In D.C.’s 14th Street neighborhood Wednesday night, protesters harangued federal agents and Metropolitan Police Department officers who had set up a checkpoint. Officers wearing masks stopped cars and made at least one arrest as onlookers yelled at them.
Trump on Monday federalized the D.C. police force, using a provision in the 1973 D.C. Home Rule Act which allows the president to take control of local police in an emergency. Though federal law says Trump can only take over the capital city’s police department for 30 days, he said Wednesday that he would seek to extend that authority.
“You can’t have 30 days,” he told reporters, adding that any extension would be “long-term” and suggesting that he could unilaterally renew his control over D.C. Metro Police without congressional approval.

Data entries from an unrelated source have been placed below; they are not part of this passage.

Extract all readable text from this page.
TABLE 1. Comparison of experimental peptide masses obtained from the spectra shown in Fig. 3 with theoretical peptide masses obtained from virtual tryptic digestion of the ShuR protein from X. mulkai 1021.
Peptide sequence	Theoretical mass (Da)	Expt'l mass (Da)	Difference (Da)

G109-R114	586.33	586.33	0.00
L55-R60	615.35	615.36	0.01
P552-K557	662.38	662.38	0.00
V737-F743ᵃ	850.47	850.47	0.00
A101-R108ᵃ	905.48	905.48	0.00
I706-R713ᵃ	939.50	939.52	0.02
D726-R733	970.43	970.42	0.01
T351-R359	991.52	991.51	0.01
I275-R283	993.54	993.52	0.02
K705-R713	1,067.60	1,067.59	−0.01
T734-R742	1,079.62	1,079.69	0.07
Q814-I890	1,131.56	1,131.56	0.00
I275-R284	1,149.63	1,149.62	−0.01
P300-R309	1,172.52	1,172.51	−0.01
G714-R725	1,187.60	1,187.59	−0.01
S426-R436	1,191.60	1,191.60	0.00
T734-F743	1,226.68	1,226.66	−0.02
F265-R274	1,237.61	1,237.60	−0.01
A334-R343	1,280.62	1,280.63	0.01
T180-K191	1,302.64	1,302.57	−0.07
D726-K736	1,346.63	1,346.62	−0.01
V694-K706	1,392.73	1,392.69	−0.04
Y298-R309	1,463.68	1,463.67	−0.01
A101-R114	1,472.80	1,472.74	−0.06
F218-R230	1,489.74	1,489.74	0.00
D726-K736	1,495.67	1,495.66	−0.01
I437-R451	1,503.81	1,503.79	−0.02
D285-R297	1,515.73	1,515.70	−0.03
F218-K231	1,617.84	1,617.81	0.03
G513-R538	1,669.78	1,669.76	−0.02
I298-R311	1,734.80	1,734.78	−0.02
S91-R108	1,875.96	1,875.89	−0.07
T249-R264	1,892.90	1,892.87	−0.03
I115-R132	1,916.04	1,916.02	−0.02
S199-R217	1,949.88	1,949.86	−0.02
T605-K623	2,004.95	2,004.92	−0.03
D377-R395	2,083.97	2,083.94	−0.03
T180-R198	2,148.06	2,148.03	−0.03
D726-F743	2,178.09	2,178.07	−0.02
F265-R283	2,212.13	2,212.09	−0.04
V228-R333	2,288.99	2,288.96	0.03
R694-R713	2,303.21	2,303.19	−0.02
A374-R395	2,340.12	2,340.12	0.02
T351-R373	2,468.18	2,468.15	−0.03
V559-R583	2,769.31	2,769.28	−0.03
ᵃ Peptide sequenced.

Trump this week also deployed the National Guard to the capital, though their mission is limited to guarding federal property. Guard members have been spotted at the National Mall and Columbus Circle near D.C.’s Union Station.
The White House’s crackdown on crime in the capital city has also been used as a vehicle for Immigration and Customs Enforcement agents to conduct raids on businesses across D.C.
Immigration authorities were spotted at a Home Depot in the city’s northeast quadrant on Tuesday, where they reportedly took as many as a dozen people into custody.
And D.C. Police Chief Pamela Smith on Thursday morning released an order which allowed police officers to assist federal immigration agents by informing them about people who are not in custody, such as subjects of traffic stops. Smith also ordered police to help ICE agents transport detained people.
D.C. is a sanctuary city, meaning that municipal agencies cannot detain people to assist immigration authorities.
Trump’s crackdown on crime in the nation’s capital comes despite statistics which show that D.C. is currently experiencing its lowest crime rate in decades. According to a January report from the U.S. attorney’s office in D.C., violent crime dropped 35% compared with 2023 rates, a 30-year low.
The White House, though, has accused D.C. officials of misreporting crime statistics and pointed to other studies suggesting that crimes in the capital city have become more likely to escalate to homicide.
Meanwhile, FBI Director Kash Patel said Thursday that the agency and law enforcement partners made 45 arrests overnight on Wednesday, including 29 related to immigration offenses. Among the charges handed down by federal authorities were possession of child sex abuse material, illegal firearms possession and drug trafficking, he said.
And at the bottom of that list of offenses: “Subway Sandwich Assault.”